Vega’s music was filtered to me, by osmosis from a brother’s ex-girlfriend and a former friend. I see none of the three concerned again. In a sense, the theme of the album is nostalgic reminiscences of what might not have been there in the first place. Vega’s teenage friend, graffiti Zephyr, her brother Tim. The latter worked at The World Trade Centre and died in 2002 of a drug and alcohol overdose. Nothing filters public loss finer than private loss.

It’s tempting to paint 9/11 as a giant, macabre conjuring trick. The fireman, in ‘Angel’s Doorway’, forced to strip down to his clothes by his wife due to the stench of death, is evidence enough of that. New York runs through the album, the very nature of what the city is about (“New York is A Woman”). See also ‘Frank And Eva’, the nod to the tempestuous relationship between Sinatra and Gardener: the great love of each other’s lives, but hoplessly mismatched temperamentally (“It’s not enough to be in love”).

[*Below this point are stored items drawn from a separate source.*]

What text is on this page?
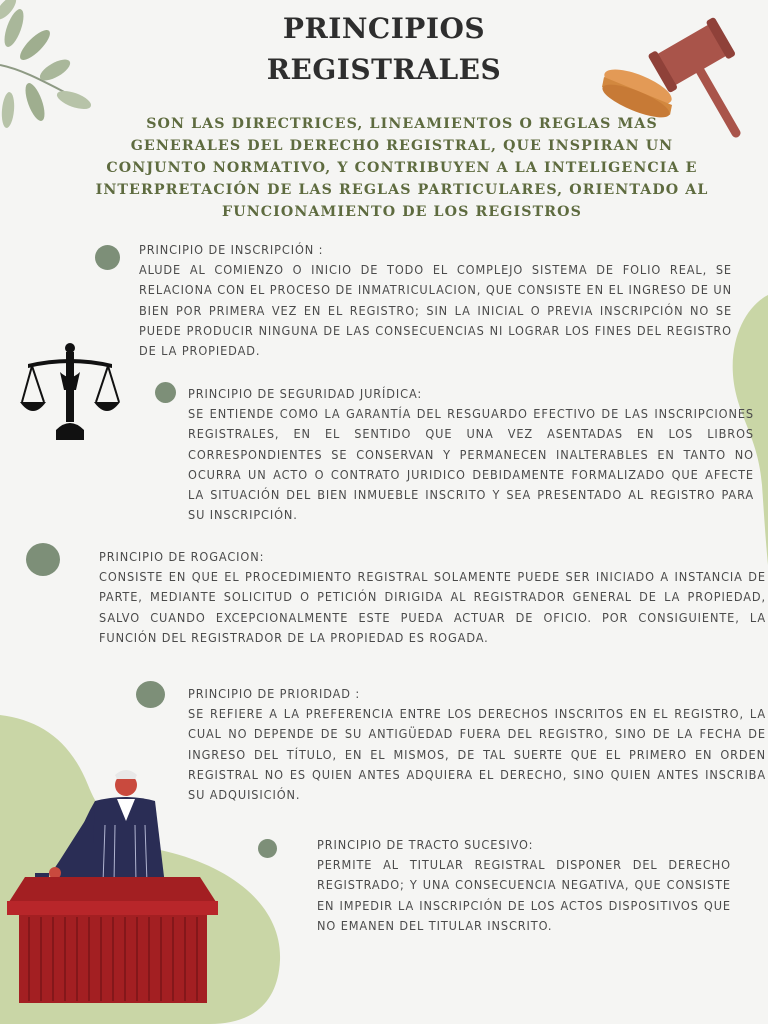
PRINCIPIOS
REGISTRALES
SON LAS DIRECTRICES, LINEAMIENTOS O REGLAS MAS GENERALES DEL DERECHO REGISTRAL, QUE INSPIRAN UN CONJUNTO NORMATIVO, Y CONTRIBUYEN A LA INTELIGENCIA E INTERPRETACIÓN DE LAS REGLAS PARTICULARES, ORIENTADO AL FUNCIONAMIENTO DE LOS REGISTROS
PRINCIPIO DE INSCRIPCIÓN :
ALUDE AL COMIENZO O INICIO DE TODO EL COMPLEJO SISTEMA DE FOLIO REAL, SE RELACIONA CON EL PROCESO DE INMATRICULACION, QUE CONSISTE EN EL INGRESO DE UN BIEN POR PRIMERA VEZ EN EL REGISTRO; SIN LA INICIAL O PREVIA INSCRIPCIÓN NO SE PUEDE PRODUCIR NINGUNA DE LAS CONSECUENCIAS NI LOGRAR LOS FINES DEL REGISTRO DE LA PROPIEDAD.
PRINCIPIO DE SEGURIDAD JURÍDICA:
SE ENTIENDE COMO LA GARANTÍA DEL RESGUARDO EFECTIVO DE LAS INSCRIPCIONES REGISTRALES, EN EL SENTIDO QUE UNA VEZ ASENTADAS EN LOS LIBROS CORRESPONDIENTES SE CONSERVAN Y PERMANECEN INALTERABLES EN TANTO NO OCURRA UN ACTO O CONTRATO JURIDICO DEBIDAMENTE FORMALIZADO QUE AFECTE LA SITUACIÓN DEL BIEN INMUEBLE INSCRITO Y SEA PRESENTADO AL REGISTRO PARA SU INSCRIPCIÓN.
PRINCIPIO DE ROGACION:
CONSISTE EN QUE EL PROCEDIMIENTO REGISTRAL SOLAMENTE PUEDE SER INICIADO A INSTANCIA DE PARTE, MEDIANTE SOLICITUD O PETICIÓN DIRIGIDA AL REGISTRADOR GENERAL DE LA PROPIEDAD, SALVO CUANDO EXCEPCIONALMENTE ESTE PUEDA ACTUAR DE OFICIO. POR CONSIGUIENTE, LA FUNCIÓN DEL REGISTRADOR DE LA PROPIEDAD ES ROGADA.
PRINCIPIO DE PRIORIDAD :
SE REFIERE A LA PREFERENCIA ENTRE LOS DERECHOS INSCRITOS EN EL REGISTRO, LA CUAL NO DEPENDE DE SU ANTIGÜEDAD FUERA DEL REGISTRO, SINO DE LA FECHA DE INGRESO DEL TÍTULO, EN EL MISMOS, DE TAL SUERTE QUE EL PRIMERO EN ORDEN REGISTRAL NO ES QUIEN ANTES ADQUIERA EL DERECHO, SINO QUIEN ANTES INSCRIBA SU ADQUISICIÓN.
PRINCIPIO DE TRACTO SUCESIVO:
PERMITE AL TITULAR REGISTRAL DISPONER DEL DERECHO REGISTRADO; Y UNA CONSECUENCIA NEGATIVA, QUE CONSISTE EN IMPEDIR LA INSCRIPCIÓN DE LOS ACTOS DISPOSITIVOS QUE NO EMANEN DEL TITULAR INSCRITO.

In some respects, Beauty And Crime is a reflection of her two previous albums. Nine Objects Of Desire, is both uxorious and luxurious. Songs In Red And Grey is a post-divorce album, her happy marriage to her producer Mitchell Froom having ended in smoke, ashes and that woman off Ally McBeal.

Skip over the wreckage of 9/11 and follow me back to Manchester. I’m cornered in a hotel bar by three Vega trainspotters (one female, two male). I’m at a time in my life, when I shun human company for the comfort of the shadows. It’s safer that way. I also cotton onto the clanging notes of their own, personal love triangle. Both blokes fancy the woman. One is determined to show his heart in a sensitive, Guardian-reader way. The other by drinking loads of alcohol that interferes with his anti-depressants.

I leave this insular, potential car crash for the gig. It’s not bad, but not great. It was an empty experience that made me realise, being alone pure loneliness is pure emptiness. I wouldn’t be getting married now, if I didn’t feel that way. Beauty And Crime marks a career high-water mark for Vega, that the past is the past, and always will be. Nothing from the album was performed. It made me realise (still does) that sometimes, letting go can be a beautiful thing.